Finding the subset of a set of imperfect devices (e.g., nano or micro devices) that results in the best aggregate device is a challenging problem (Challet and Johnson, Phys. Rev. Let., vol 89, 028701, 2002). It is an abstraction of what will likely be a major difficulty in designing and controlling systems of nano or micro-scale components, particularly when a large fraction of those components may be unreliable. Imbuing each device with simple decision making ability, we transform this problem into one of coordination in a complex system. As such, in addition to determining what each component should do, we face problems of scaling (number of components in the thousands to tens of thousands), observability (components have limited sensing capabilities), and reliability (the components are faulty). We present an approach based on devising component goals that are both aligned with the overall system goal (e.g.,forming best aggregate device), and rely on information readily (e.g., locally) available to the components.
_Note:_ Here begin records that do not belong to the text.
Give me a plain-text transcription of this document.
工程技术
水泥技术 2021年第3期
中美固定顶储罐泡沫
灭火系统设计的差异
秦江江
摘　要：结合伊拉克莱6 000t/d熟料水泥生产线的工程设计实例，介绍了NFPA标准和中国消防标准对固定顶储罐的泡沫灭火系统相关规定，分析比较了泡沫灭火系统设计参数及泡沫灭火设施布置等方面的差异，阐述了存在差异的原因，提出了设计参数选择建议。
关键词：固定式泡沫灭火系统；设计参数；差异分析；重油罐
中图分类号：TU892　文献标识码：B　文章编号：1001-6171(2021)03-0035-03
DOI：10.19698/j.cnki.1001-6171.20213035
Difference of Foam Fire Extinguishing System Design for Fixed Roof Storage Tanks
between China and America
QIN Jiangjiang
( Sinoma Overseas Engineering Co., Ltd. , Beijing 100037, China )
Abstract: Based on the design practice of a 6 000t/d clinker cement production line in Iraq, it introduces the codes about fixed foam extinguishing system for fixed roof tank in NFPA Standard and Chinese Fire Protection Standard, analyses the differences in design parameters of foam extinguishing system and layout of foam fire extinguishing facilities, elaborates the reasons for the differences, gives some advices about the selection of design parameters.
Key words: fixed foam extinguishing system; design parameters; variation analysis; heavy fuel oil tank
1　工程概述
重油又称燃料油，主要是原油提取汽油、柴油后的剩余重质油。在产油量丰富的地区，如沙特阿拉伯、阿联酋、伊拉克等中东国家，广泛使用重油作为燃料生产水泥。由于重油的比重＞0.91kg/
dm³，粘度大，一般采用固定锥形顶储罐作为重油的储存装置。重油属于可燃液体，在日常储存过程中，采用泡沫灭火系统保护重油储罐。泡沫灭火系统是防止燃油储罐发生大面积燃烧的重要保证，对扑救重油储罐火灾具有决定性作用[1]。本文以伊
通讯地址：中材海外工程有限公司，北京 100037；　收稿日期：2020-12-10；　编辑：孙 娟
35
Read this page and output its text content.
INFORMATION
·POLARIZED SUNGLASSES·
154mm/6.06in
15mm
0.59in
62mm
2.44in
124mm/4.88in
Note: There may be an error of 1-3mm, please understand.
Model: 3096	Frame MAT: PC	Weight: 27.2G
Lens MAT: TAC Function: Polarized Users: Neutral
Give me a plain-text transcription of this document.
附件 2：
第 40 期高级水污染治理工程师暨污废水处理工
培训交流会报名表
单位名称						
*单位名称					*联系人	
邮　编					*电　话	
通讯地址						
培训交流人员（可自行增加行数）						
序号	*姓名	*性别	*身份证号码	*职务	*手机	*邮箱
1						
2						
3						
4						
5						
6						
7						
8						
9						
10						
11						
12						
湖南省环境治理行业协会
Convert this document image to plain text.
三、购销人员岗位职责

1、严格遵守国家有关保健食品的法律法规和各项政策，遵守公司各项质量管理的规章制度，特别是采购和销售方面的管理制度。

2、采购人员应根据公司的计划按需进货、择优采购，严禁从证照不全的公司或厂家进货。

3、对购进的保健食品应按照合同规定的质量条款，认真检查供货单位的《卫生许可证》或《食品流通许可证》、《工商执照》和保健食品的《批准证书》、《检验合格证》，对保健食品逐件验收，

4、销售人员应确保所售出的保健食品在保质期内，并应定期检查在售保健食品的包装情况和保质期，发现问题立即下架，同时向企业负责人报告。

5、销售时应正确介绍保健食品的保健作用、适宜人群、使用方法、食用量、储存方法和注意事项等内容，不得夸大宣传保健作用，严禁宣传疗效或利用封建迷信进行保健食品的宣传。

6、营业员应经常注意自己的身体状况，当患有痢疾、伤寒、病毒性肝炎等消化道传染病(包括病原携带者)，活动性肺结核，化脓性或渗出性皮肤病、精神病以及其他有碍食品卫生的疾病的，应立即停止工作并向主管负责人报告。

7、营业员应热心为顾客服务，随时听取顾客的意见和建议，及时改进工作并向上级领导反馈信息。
Each component in such a collective, then uses a simple reinforcement learning algorithm to selfishly pursue its own goals. Because those goals have been derived in a principled manner, there is no need to use external devices to force collaboration or coordination among the components for the system to reach a globally desirable state. The results show that not only this approach provides improvements of over an order of magnitude over both traditional search methods and traditional multi-agent methods, but that the gains increase with the size of the system. This latter result makes this method ideal for domains where the number of components is currently in the thousands and will reach millions in the near future.